Bourgeois, Louise

 

 
In 2010, Louise Bourgeois, the French-born American artist who gained fame late in her long career, died in New York at the age of 98.

Bourgeois worked with a wide variety of materials — wood, steel, stone and cast rubber — to create abstract sculptures, drawings and prints that explored feelings about birth, sexuality, death, and the need for nurture and protection in a frightening world.

“I really want to worry people, to bother people,” Bourgeois told The Washington Post in a 1984 interview.

In his book, American Visions, Time magazine’s art critic Robert Hughes called Bourgeois “the mother of American feminist identity art…. [her] influence on young artists has been enormous.”

In 2007, she depicted the effects of aging on her own body in a series of 11 large panels called Extreme Tension.

Born in Paris in 1911, Bourgeois studied mathematics at the Sorbonne and later studied art at the Louvre and the École des Beaux-Arts.

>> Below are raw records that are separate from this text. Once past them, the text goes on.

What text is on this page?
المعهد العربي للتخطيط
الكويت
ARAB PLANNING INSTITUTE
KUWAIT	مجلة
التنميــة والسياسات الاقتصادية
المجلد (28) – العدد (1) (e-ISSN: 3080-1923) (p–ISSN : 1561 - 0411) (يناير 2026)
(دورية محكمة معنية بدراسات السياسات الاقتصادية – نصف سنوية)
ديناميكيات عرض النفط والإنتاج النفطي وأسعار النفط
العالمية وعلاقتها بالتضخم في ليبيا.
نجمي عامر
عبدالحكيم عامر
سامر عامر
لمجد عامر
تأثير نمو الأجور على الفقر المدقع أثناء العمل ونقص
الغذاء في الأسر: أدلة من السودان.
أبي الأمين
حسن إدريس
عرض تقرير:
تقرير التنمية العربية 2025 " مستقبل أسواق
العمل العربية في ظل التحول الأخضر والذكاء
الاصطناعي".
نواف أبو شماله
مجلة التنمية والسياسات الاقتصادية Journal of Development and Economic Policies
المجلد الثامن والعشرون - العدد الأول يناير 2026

She married American art historian, Robert Goldwater, and the couple moved to New York in 1938. She continued her studies in the U.S. and began her art career there.

Her work was almost unknown to the wider art world until she was 70, when New York’s Museum of Modern Art held a retrospective of her career.   In 2007-08, an elaborate retrospective of her work from the 1940s onward was displayed at the Tate Modern gallery in London, Le Centre Georges Pompidou in Paris and the Solomon R. Guggenheim Museum in New York.